What industrial policy can and cannot buy

None of this means the regionalization push is pointless — that would be too easy a conclusion, and probably wrong. There is a real, defensible case for duplication that has nothing to do with cost efficiency: it is insurance against a scenario in which the concentrated supply chain is disrupted by conflict, embargo, or natural disaster, and in that scenario the “wasted” premium on a second fab looks less like waste and more like a put option that finally paid off. Governments buying that insurance should be honest about what they are buying, though, and the honest framing is expensive redundancy purchased for resilience, not a cheaper or faster path to the same chips. Treating it as industrial competitiveness policy — as a way to eventually out-produce the incumbent centers on cost — sets up a comparison that the new fabs are very likely to lose for a long time, possibly permanently, given how far behind the cost curve they start.

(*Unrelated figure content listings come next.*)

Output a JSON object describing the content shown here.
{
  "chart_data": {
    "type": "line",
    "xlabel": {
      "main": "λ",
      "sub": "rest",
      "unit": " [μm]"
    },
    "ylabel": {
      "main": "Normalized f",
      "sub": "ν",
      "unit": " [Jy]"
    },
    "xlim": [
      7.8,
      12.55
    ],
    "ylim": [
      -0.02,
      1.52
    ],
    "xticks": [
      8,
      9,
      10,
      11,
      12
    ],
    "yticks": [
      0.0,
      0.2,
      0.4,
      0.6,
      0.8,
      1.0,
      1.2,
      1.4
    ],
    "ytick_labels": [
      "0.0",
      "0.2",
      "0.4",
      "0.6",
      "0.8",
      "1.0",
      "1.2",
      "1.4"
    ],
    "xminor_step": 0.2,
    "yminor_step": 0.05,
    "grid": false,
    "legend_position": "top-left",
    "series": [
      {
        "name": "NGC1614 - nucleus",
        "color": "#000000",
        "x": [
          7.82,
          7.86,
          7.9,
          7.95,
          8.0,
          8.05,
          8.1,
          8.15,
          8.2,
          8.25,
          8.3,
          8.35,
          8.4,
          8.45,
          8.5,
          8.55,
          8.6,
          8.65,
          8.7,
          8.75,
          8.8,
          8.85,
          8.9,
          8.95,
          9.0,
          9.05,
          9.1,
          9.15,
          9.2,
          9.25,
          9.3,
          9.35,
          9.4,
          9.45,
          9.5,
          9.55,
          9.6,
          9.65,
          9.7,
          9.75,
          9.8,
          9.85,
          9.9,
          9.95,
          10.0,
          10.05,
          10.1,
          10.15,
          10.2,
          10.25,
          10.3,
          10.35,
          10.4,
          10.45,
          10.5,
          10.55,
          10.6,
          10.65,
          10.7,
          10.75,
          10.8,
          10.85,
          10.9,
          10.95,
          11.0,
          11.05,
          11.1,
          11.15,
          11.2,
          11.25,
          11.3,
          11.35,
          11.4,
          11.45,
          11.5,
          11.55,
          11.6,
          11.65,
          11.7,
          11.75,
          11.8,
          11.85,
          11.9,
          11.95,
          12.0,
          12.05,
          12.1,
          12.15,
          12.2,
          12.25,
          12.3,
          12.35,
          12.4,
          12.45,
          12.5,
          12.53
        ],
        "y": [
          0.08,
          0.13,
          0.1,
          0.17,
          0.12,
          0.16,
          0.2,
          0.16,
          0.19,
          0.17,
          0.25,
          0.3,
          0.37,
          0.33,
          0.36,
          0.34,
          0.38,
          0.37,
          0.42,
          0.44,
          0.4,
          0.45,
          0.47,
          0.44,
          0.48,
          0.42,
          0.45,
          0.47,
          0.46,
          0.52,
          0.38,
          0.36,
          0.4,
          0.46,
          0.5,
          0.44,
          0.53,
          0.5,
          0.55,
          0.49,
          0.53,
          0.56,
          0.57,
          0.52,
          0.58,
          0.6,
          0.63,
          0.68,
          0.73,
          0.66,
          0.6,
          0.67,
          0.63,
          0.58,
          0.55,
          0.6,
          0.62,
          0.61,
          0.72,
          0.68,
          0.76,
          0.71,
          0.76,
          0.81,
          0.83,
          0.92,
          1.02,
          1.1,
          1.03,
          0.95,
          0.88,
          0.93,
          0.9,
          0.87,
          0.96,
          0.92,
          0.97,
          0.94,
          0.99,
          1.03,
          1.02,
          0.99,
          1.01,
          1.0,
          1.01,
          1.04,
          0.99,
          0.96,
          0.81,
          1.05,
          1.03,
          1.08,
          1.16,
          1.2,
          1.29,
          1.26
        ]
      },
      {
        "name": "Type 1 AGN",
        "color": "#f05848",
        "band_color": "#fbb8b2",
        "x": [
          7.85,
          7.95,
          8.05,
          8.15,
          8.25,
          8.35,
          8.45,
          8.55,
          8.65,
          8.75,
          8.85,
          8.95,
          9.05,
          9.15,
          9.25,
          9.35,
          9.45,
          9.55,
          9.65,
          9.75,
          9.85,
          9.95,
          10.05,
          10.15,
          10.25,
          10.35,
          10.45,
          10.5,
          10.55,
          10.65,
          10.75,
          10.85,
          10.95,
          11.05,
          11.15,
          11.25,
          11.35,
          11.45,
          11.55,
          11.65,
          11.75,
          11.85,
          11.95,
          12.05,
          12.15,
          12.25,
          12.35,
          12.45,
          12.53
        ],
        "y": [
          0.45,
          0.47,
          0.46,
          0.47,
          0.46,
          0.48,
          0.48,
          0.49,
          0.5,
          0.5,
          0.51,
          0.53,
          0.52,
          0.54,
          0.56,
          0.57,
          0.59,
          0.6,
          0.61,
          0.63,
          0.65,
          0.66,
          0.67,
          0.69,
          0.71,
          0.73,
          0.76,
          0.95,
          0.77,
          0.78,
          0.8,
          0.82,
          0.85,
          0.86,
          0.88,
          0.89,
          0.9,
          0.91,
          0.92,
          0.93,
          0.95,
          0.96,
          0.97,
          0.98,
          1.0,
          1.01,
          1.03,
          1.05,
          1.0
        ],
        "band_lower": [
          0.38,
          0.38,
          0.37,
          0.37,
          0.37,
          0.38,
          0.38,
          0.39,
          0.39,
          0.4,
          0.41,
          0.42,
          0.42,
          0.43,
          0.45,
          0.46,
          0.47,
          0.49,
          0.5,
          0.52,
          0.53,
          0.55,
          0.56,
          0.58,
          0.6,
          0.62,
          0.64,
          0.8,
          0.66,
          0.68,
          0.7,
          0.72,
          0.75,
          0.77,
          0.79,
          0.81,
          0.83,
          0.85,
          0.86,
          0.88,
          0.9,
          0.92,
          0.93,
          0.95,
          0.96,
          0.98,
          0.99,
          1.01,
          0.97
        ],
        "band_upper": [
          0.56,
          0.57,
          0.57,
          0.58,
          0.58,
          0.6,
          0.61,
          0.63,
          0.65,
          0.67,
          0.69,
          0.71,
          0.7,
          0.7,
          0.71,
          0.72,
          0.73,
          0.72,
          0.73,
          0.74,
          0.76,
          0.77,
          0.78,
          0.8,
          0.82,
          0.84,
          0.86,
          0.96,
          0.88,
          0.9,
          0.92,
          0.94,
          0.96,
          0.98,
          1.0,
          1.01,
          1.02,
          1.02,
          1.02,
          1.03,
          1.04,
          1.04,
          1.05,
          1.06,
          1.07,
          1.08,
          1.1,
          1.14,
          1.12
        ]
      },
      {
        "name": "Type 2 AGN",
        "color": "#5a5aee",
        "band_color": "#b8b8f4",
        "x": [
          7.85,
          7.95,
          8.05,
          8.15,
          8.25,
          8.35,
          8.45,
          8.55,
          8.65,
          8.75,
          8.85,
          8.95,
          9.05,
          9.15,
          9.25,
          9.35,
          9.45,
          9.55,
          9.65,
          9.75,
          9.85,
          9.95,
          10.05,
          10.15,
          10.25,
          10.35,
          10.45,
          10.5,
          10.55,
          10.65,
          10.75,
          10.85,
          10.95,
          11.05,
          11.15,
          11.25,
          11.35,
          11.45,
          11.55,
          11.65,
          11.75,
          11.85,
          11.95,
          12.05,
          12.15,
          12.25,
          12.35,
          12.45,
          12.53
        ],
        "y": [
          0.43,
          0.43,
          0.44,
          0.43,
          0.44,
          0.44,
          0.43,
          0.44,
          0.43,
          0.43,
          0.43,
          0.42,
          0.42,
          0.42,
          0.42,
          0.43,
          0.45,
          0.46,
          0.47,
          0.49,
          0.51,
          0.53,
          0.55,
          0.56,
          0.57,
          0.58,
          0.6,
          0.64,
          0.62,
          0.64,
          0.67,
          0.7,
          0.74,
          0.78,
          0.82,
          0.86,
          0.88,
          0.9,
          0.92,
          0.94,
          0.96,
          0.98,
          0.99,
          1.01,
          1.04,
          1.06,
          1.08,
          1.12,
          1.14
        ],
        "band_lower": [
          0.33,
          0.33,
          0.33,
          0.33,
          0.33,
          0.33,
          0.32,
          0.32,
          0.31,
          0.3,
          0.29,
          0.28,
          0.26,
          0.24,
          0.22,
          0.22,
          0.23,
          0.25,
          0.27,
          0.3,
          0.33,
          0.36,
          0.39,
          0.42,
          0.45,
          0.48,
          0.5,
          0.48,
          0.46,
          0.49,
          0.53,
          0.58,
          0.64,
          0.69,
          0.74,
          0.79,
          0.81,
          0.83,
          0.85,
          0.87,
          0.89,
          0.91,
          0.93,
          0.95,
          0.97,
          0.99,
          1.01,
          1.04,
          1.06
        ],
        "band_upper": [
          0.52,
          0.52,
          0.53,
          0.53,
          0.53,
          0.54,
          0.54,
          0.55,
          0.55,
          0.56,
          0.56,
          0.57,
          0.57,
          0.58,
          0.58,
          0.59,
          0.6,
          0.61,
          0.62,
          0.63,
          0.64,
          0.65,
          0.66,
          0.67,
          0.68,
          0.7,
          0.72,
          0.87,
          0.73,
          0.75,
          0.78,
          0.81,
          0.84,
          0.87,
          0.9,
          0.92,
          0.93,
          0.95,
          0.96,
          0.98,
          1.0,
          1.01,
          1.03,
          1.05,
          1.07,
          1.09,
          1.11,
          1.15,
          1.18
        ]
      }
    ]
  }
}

The more interesting question, and the one industrial policy has barely engaged with, is what happens to the concentrated centers while the duplication is underway. Taiwan and South Korea are not standing still waiting to be replicated; their leading firms continue to invest at a scale the new entrants cannot easily match, and the process node gap between the frontier and the newly built fabs — which mostly enter production one to two generations behind the state of the art — shows little sign of closing. A subsidized fab that comes online trailing the frontier by two generations is not decoupling its host country from dependence on the frontier; it is adding a slower, costlier node to the country’s own menu while the dependence for cutting-edge chips persists untouched. That is arguably the most important thing to say about the whole project: it changes where some chips are made, not who makes the chips that matter most, and the two things are being sold to legislatures and the public as though they were the same achievement.

The realistic horizon

Ask industry participants privately for a timeline and the answers cluster in a similar place: partial, geography-diversified redundancy for mature and mid-range nodes within five to seven years, real cost parity essentially never under current policy designs, and leading-edge independence from the current concentrated centers not on any horizon presently being funded. That is not a failure of will or of money. It is what happens when a fifty-year process of optimization toward a small number of locations gets run partway in reverse on a decade’s notice, against physical and human constraints that do not respond to appropriations bills. The fracture is real, and probably permanent in some modest, partial form. It is just slower, costlier, and less complete than the ribbon-cuttings suggest.